Thursday, October 16, 2014

Never Cooking Again

I read this blog post the other day entitled "An Argument for Never Cooking Again" and it very much resonated with me. Essentially, the author, Sarah Miller, argues that people only really like to cook for other people and they only really like to cook for other people so that they can feel loved and appreciated for doing so. This seems pretty accurate. I "love" baking, but I only "love" baking when I'm doing it for other people because they'll like it (and like me). I almost never bake for myself.  For one thing, I'm mostly lazy. And two, I would never not feel guilty about eating a pan of brownies by myself (that doesn't mean I haven't done that, though).


Cooking for one especially sucks. First of all, as that post suggests, despite my inflated ego, I don't feel motivated to spend that much time making food only for myself. Second of all, I am pretty much ALWAYS starving by the time I get home from work, so I want to eat something that takes less than 20 minutes to make. Third of all, and most unfortunately, it's not always cheaper to cook for yourself, despite popular belief. Don't get me wrong, I make most of my meals, but they almost always consist of beans and salsa and other things that cost less than a dollar and only need to be heated up.
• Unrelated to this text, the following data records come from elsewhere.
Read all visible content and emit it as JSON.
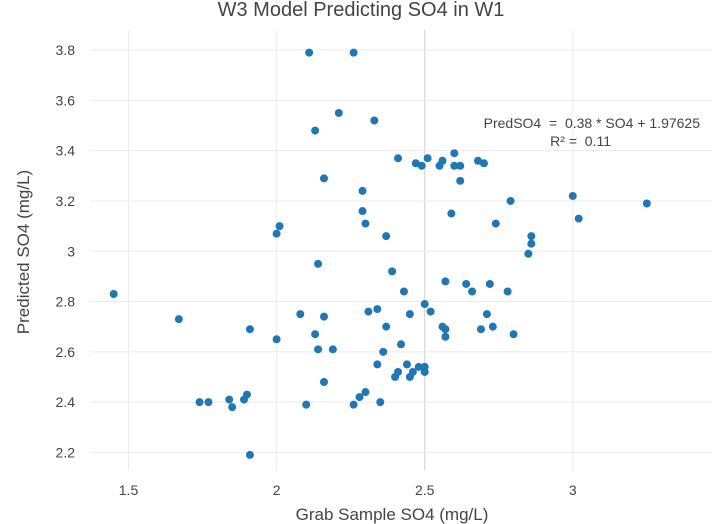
{
  "chart_data": {
    "type": "scatter",
    "title": "W3 Model Predicting SO4 in W1",
    "xlabel": "Grab Sample SO4 (mg/L)",
    "ylabel": "Predicted SO4 (mg/L)",
    "xlim": [
      1.37,
      3.47
    ],
    "ylim": [
      2.13,
      3.88
    ],
    "x_ticks": [
      1.5,
      2,
      2.5,
      3
    ],
    "x_tick_labels": [
      "1.5",
      "2",
      "2.5",
      "3"
    ],
    "y_ticks": [
      2.2,
      2.4,
      2.6,
      2.8,
      3,
      3.2,
      3.4,
      3.6,
      3.8
    ],
    "y_tick_labels": [
      "2.2",
      "2.4",
      "2.6",
      "2.8",
      "3",
      "3.2",
      "3.4",
      "3.6",
      "3.8"
    ],
    "grid": true,
    "marker_color": "#1f77b4",
    "annotation": {
      "line1": "PredSO4  =  0.38 * SO4 + 1.97625",
      "line2": "R² =  0.11"
    },
    "points": [
      [
        1.45,
        2.83
      ],
      [
        1.67,
        2.73
      ],
      [
        1.74,
        2.4
      ],
      [
        1.77,
        2.4
      ],
      [
        1.84,
        2.41
      ],
      [
        1.85,
        2.38
      ],
      [
        1.89,
        2.41
      ],
      [
        1.9,
        2.43
      ],
      [
        1.91,
        2.19
      ],
      [
        1.91,
        2.69
      ],
      [
        2.0,
        2.65
      ],
      [
        2.0,
        3.07
      ],
      [
        2.01,
        3.1
      ],
      [
        2.08,
        2.75
      ],
      [
        2.1,
        2.39
      ],
      [
        2.11,
        3.79
      ],
      [
        2.13,
        2.67
      ],
      [
        2.13,
        3.48
      ],
      [
        2.14,
        2.61
      ],
      [
        2.14,
        2.95
      ],
      [
        2.16,
        2.48
      ],
      [
        2.16,
        2.74
      ],
      [
        2.16,
        3.29
      ],
      [
        2.19,
        2.61
      ],
      [
        2.21,
        3.55
      ],
      [
        2.26,
        2.39
      ],
      [
        2.26,
        3.79
      ],
      [
        2.28,
        2.42
      ],
      [
        2.29,
        3.16
      ],
      [
        2.29,
        3.24
      ],
      [
        2.3,
        2.44
      ],
      [
        2.3,
        3.11
      ],
      [
        2.31,
        2.76
      ],
      [
        2.33,
        3.52
      ],
      [
        2.34,
        2.55
      ],
      [
        2.34,
        2.77
      ],
      [
        2.35,
        2.4
      ],
      [
        2.36,
        2.6
      ],
      [
        2.37,
        2.7
      ],
      [
        2.37,
        3.06
      ],
      [
        2.39,
        2.92
      ],
      [
        2.4,
        2.5
      ],
      [
        2.41,
        2.52
      ],
      [
        2.41,
        3.37
      ],
      [
        2.42,
        2.63
      ],
      [
        2.43,
        2.84
      ],
      [
        2.44,
        2.55
      ],
      [
        2.45,
        2.5
      ],
      [
        2.45,
        2.75
      ],
      [
        2.46,
        2.52
      ],
      [
        2.47,
        3.35
      ],
      [
        2.48,
        2.54
      ],
      [
        2.49,
        3.34
      ],
      [
        2.5,
        2.54
      ],
      [
        2.5,
        2.52
      ],
      [
        2.5,
        2.79
      ],
      [
        2.51,
        3.37
      ],
      [
        2.52,
        2.76
      ],
      [
        2.55,
        3.34
      ],
      [
        2.56,
        3.36
      ],
      [
        2.56,
        2.7
      ],
      [
        2.57,
        2.69
      ],
      [
        2.57,
        2.66
      ],
      [
        2.57,
        2.88
      ],
      [
        2.59,
        3.15
      ],
      [
        2.6,
        3.34
      ],
      [
        2.6,
        3.39
      ],
      [
        2.62,
        3.34
      ],
      [
        2.62,
        3.28
      ],
      [
        2.64,
        2.87
      ],
      [
        2.66,
        2.84
      ],
      [
        2.68,
        3.36
      ],
      [
        2.69,
        2.69
      ],
      [
        2.7,
        3.35
      ],
      [
        2.71,
        2.75
      ],
      [
        2.72,
        2.87
      ],
      [
        2.73,
        2.7
      ],
      [
        2.74,
        3.11
      ],
      [
        2.78,
        2.84
      ],
      [
        2.79,
        3.2
      ],
      [
        2.8,
        2.67
      ],
      [
        2.85,
        2.99
      ],
      [
        2.86,
        3.06
      ],
      [
        2.86,
        3.03
      ],
      [
        3.0,
        3.22
      ],
      [
        3.02,
        3.13
      ],
      [
        3.25,
        3.19
      ]
    ]
  }
}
Whenever I want to eat something other than grains and legumes, it actually makes more sense to go out, which seems backwards, but it's not.

I made tacos the other night with meat -- a small step up from my typical beans and salsa -- and all things considered, the ingredients were at least $15. For tacos! Yes, I had leftovers, but that also means I had to eat the same thing many times in a row and that gets old quickly. I once made this delicious polenta casserole, but by the 3rd day of eating it, I wanted to kill myself. I am not being dramatic.

On the other hand, there is a restaurant near my office that has a pretty good beer selection and a half-priced menu from 4-6 every day. That means it's actually cheaper for me to go out and get a craft beer and an entire plate of nachos than it is to go to the grocery store and buy ingredients for a meal. Maybe not the healthiest choice, but YOLO, you guys.



And, since I live amidst Section 8 housing and broke college kids, there are countless options for very cheap food in my neighborhood. For instance, I can get a slice of pizza for $2 that is actually the size of 3 slices of pizza, so it literally feels like you won the lottery when you eat it. Literally.

When I'm not trying to get diabetes, I go to the Russian BAZAAR down the street from my apartment that has almost everything you'd ever need at half the price of a regular grocery store. Also, a whole fucking aisle of pickled items. A WHOLE AISLE. There are few things I dislike more than grocery shopping (humidity is high on the list) because almost everyone is an asshole at the grocery store. I worked at Shaws for 7 years of my life and every time I go into that store I have a mini panic attack and want to punch everyone around me. (Last time I was there, I yelled at a woman to "Get some awareness!" That is who I've become.) However, at the Bazaar, no one speaks English and/or has any interest in talking to another human being and it's wonderful. The only drawback is that almost every label is in Russian, so I don't necessarily know what I'm buying/eating, but that just keeps the adventure alive. I generally leave with a bag of fermented vegetables and cheese and go home and eat snacks for dinner. Someday I aspire to make an actual meal, but only if someone wants to help me do it. And/or just do it for me. What I mean is that someday I aspire to come home to dinner on the table.